Facile abbracciare il verbo della violenza percorso dall’Isis, quando l’alternativa è inchinarsi a sua maestà Vladimir Putin e, a cascata, ai fantocci messi a capo delle repubbliche dopo la strage della scuola di Beslan, nel settembre 2004. Quell’episodio ha rappresentato la miccia, per alcuni anche la scusa, per agire in deroga alla ferrea costituzione russa: i presidenti dei quattro, turbolenti, staterelli caucasici – Cecenia, Dagestan, Inguscezia e Kabardino Balkaria – da allora vengono nominati dal Cremlino. Alcuni sono inermi, altri più tenaci, vedi il presidente ceceno Ramzan Kadyrov, ma tutti tenuti al guinzaglio.
Intanto, Grozny, restando in tema di califfati, in meno di cinque anni si è trasformata in una piccola Dubai. E questo, ai successori dei ribelli delle guerre cecene che hanno tenuto sotto scacco la regione per quasi dieci anni a cavallo del Millennio, non piace.
Nasce dunque l’Emirato del Caucaso, il Walayat Qawqaz, la Provincia del caucaso, poltiglia magmatica ancora da plasmare, con troppi galli a cantare. Più un atto impulsivo, dettato dal desiderio di spazzare via il nuovo stato di cose che regna nella regione ai piedi dei monti Elbrus e Kazbeg. Una regione già complicata a causa delle turbolenze in Georgia, con gli echi della guerra-lampo con Mosca nell’agosto 2008 e le separazioni di Abkhazia e Ossezia del sud. In Nagorno-Karabakh, area contesa da Azerbaijan e Armenia, intanto, si è tornato a sparare e ad uccidere.
Già prima di nascere l’Emirato ha perso pezzi importanti. Mosca, attraverso la sua rete segreta garantita dall’Fsb (ex Kgb), è riuscita ad assestare alcuni colpi durissimi alla rivolta. Nell’aprile del 2014 il Cremlino ha dato per certa l’uccisione di Doku Umarov, vero leader della rivolta caucasica; un anno dopo al suo successore, Aliaskhab Kelekov, è toccata la stessa sorte. E non è finita qui. Con le teste che cadono come foglie al vento, l’Emirato nomina nuovi leader, a partire dal dagestano Abu Mohammad Al-Quadri. In realtà l’anima dell’Emirato sembra essere nella valle del Pankisi, una zona impenetrabile tra Georgia, Cecenia e Dagestan, difficile da espugnare come le valli scoscese del Panshir in Afghanistan.
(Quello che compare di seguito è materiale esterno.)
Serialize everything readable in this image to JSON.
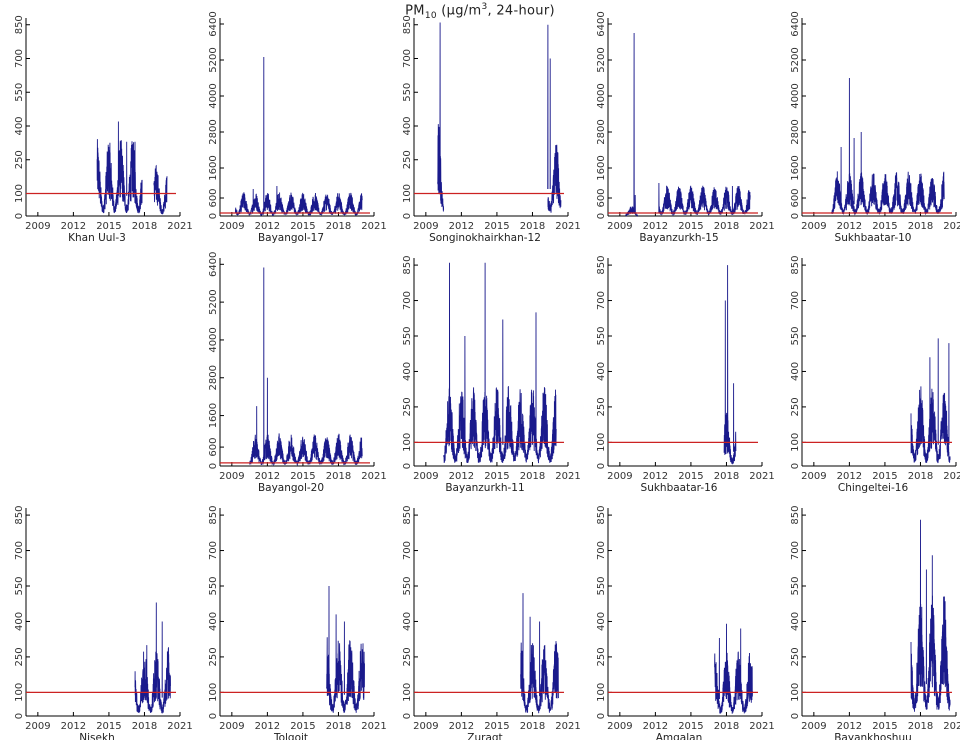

Non era ancora un mullah, ma intanto Abu Omar Al-Shishani, “Omar il ceceno”, alias Tarjan Batirashvili, guerrigliero georgiano stava facendo parlare di sé. Fino a quando, nel giugno scorso, la polizia georgiana lo ha fermato assieme ad altri tre reclutatori dell’Isis. Era lui a controllare tutti i traffici, dalle armi alla droga in una zona di “non diritto”, ad organizzare spettacolari rapimenti, come accadde alcuni anni fa ai danni del fratello del calciatore del Milan, Kakhaber Kaladze.
Putin e il Cremlino non sono mai stati così in pieno possesso della situazione in Caucaso. Viaggiare in Cecenia, Inguscezia e Dagestan fino a tre anni fa era quasi impossibile.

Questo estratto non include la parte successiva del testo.